Click to see verification commands
You can check the internal IP addresses of your Kubernetes nodes. The output should show IPv6 addresses in the INTERNAL-IP column.
kubectl get node -o custom-columns='NODE_NAME:.metadata.name,INTERNAL-IP:.status.addresses[?(@.type=="InternalIP")].address'
# example output
NODE_NAME INTERNAL-IP
ip-10-1-0-212.us-west-2.compute.internal 2600:1f13:520:1303:c87:4a71:b9ea:417c
ip-10-1-26-137.us-west-2.compute.internal 2600:1f13:520:1304:15b2:b8a3:7f63:cbfa
ip-10-1-46-28.us-west-2.compute.internal 2600:1f13:520:1305:5ee5:b994:c0c2:e4da
You can also inspect pod IPs to confirm they are receiving IPv6 addresses.
kubectl get pods -A -o custom-columns='NAME:.metadata.name,NodeIP:.status.hostIP,PodIP:status.podIP'
# example output
NAME NodeIP PodIP
karpenter-5fd95dffb8-l8j26 2600:1f13:520:1304:15b2:b8a3:7f63:cbfa 2600:1f13:520:1304:a79b::
karpenter-5fd95dffb8-qpv55 2600:1f13:520:1303:c87:4a71:b9ea:417c 2600:1f13:520:1303:60ac::
Step 3: Configure Spark Jobs for IPv6
The example manifest at data-stacks/spark-on-eks/examples/pyspark-pi-job.yaml includes the required IPv6 settings commented out. You must uncomment them for your jobs.
A. Update SparkConf for the Driver Service
This ensures the Spark driver's network service gets an IPv6 address, allowing executors to connect to it.
spec:
sparkConf:
# ...
# ipv6 configurations
"spark.kubernetes.driver.service.ipFamilies": "IPv6"
"spark.kubernetes.driver.service.ipFamilyPolicy": "SingleStack"
B. Configure IMDS Endpoint for Driver and Executors
This is critical for allowing Spark to securely access other AWS services like Amazon S3.
The EC2 Instance Metadata Service (IMDS) is a service available on all EC2 instances that provides data about the instance, such as its ID, and is also used to fetch temporary AWS credentials for accessing services like Amazon S3.
By default, AWS SDKs connect to IMDS using its fixed IPv4 endpoint (http://169.254.169.254). In an IPv6 cluster, pods may be in a network environment where they cannot reach this IPv4 address.

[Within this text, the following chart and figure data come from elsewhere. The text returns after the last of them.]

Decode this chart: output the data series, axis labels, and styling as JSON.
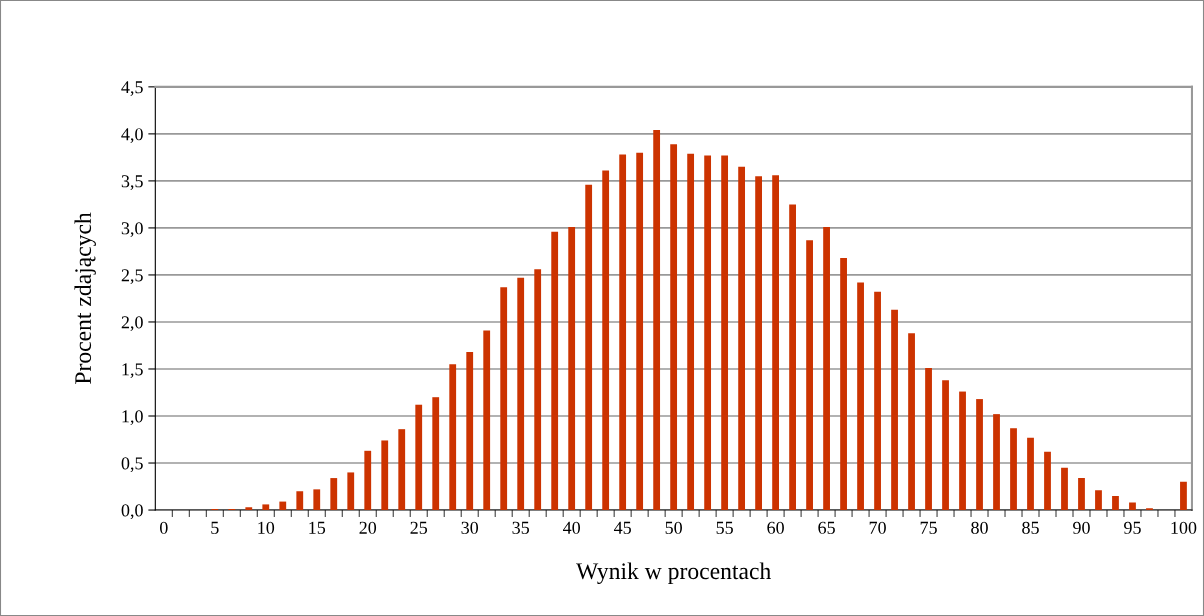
{
  "chart_data": {
    "type": "bar",
    "xlabel": "Wynik w procentach",
    "ylabel": "Procent zdających",
    "categories": [
      "0",
      null,
      null,
      "5",
      null,
      null,
      "10",
      null,
      null,
      "15",
      null,
      null,
      "20",
      null,
      null,
      "25",
      null,
      null,
      "30",
      null,
      null,
      "35",
      null,
      null,
      "40",
      null,
      null,
      "45",
      null,
      null,
      "50",
      null,
      null,
      "55",
      null,
      null,
      "60",
      null,
      null,
      "65",
      null,
      null,
      "70",
      null,
      null,
      "75",
      null,
      null,
      "80",
      null,
      null,
      "85",
      null,
      null,
      "90",
      null,
      null,
      "95",
      null,
      null,
      "100"
    ],
    "values": [
      0,
      0,
      0,
      0.01,
      0.01,
      0.03,
      0.06,
      0.09,
      0.2,
      0.22,
      0.34,
      0.4,
      0.63,
      0.74,
      0.86,
      1.12,
      1.2,
      1.55,
      1.68,
      1.91,
      2.37,
      2.47,
      2.56,
      2.96,
      3.01,
      3.46,
      3.61,
      3.78,
      3.8,
      4.04,
      3.89,
      3.79,
      3.77,
      3.77,
      3.65,
      3.55,
      3.56,
      3.25,
      2.87,
      3.01,
      2.68,
      2.42,
      2.32,
      2.13,
      1.88,
      1.51,
      1.38,
      1.26,
      1.18,
      1.02,
      0.87,
      0.77,
      0.62,
      0.45,
      0.34,
      0.21,
      0.15,
      0.08,
      0.02,
      0,
      0.3
    ],
    "color": "#cc3300",
    "ylim": [
      0,
      4.5
    ],
    "yticks": [
      {
        "value": 0,
        "label": "0,0"
      },
      {
        "value": 0.5,
        "label": "0,5"
      },
      {
        "value": 1,
        "label": "1,0"
      },
      {
        "value": 1.5,
        "label": "1,5"
      },
      {
        "value": 2,
        "label": "2,0"
      },
      {
        "value": 2.5,
        "label": "2,5"
      },
      {
        "value": 3,
        "label": "3,0"
      },
      {
        "value": 3.5,
        "label": "3,5"
      },
      {
        "value": 4,
        "label": "4,0"
      },
      {
        "value": 4.5,
        "label": "4,5"
      }
    ],
    "grid": "y"
  }
}
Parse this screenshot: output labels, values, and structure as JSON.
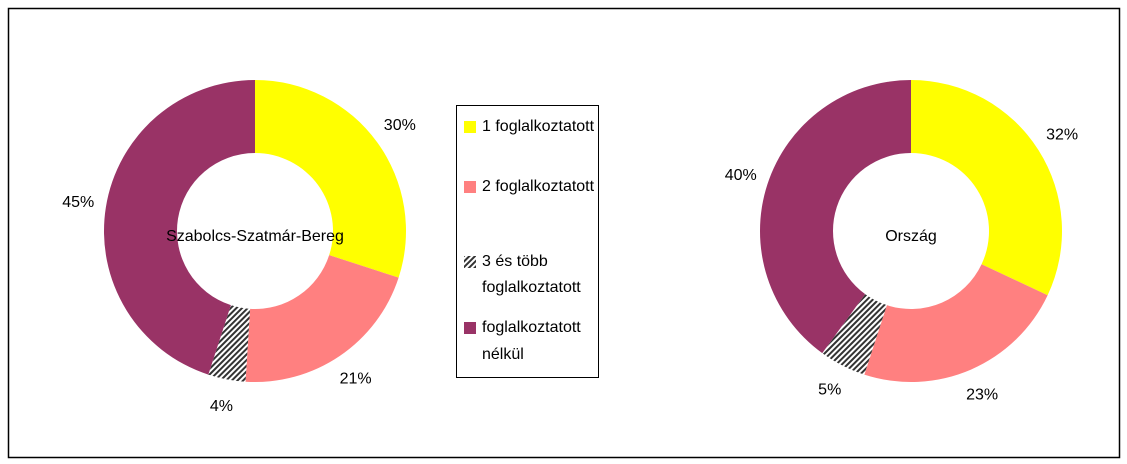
{
  "legend": {
    "categories": [
      "1 foglalkoztatott",
      "2 foglalkoztatott",
      "3 és több foglalkoztatott",
      "foglalkoztatott nélkül"
    ],
    "colors": [
      "#ffff00",
      "#ff8080",
      "#333333",
      "#993366"
    ],
    "hatched": [
      false,
      false,
      true,
      false
    ]
  },
  "chart_data": [
    {
      "type": "donut",
      "title": "Szabolcs-Szatmár-Bereg",
      "values": [
        30,
        21,
        4,
        45
      ],
      "value_labels": [
        "30%",
        "21%",
        "4%",
        "45%"
      ]
    },
    {
      "type": "donut",
      "title": "Ország",
      "values": [
        32,
        23,
        5,
        40
      ],
      "value_labels": [
        "32%",
        "23%",
        "5%",
        "40%"
      ]
    }
  ]
}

Setting the AWS_EC2_METADATA_SERVICE_ENDPOINT_MODE environment variable to IPv6 instructs the AWS SDK to use the IPv6 endpoint (http://[fd00:ec2::254]) instead. This feature is only supported on Nitro-based EC2 instances.
You must set this environment variable for both the driver and executor pods.
spec:
driver:
# ...
# instruct java sdk to use ipv6 when talking to the IMDS
env:
- name: AWS_EC2_METADATA_SERVICE_ENDPOINT_MODE
value: IPv6
---
spec:
executor:
# ...
# instruct java sdk to use ipv6 when talking to the IMDS
env:
- name: AWS_EC2_METADATA_SERVICE_ENDPOINT_MODE
value: IPv6
If you do not configure the IMDS endpoint, any Spark job that interacts with Amazon S3 will fail with an authentication error.
Cleanup
To avoid ongoing charges, clean up the resources by following the instructions in the main Infrastructure Deployment Guide. The same process applies to both IPv4 and IPv6 deployments.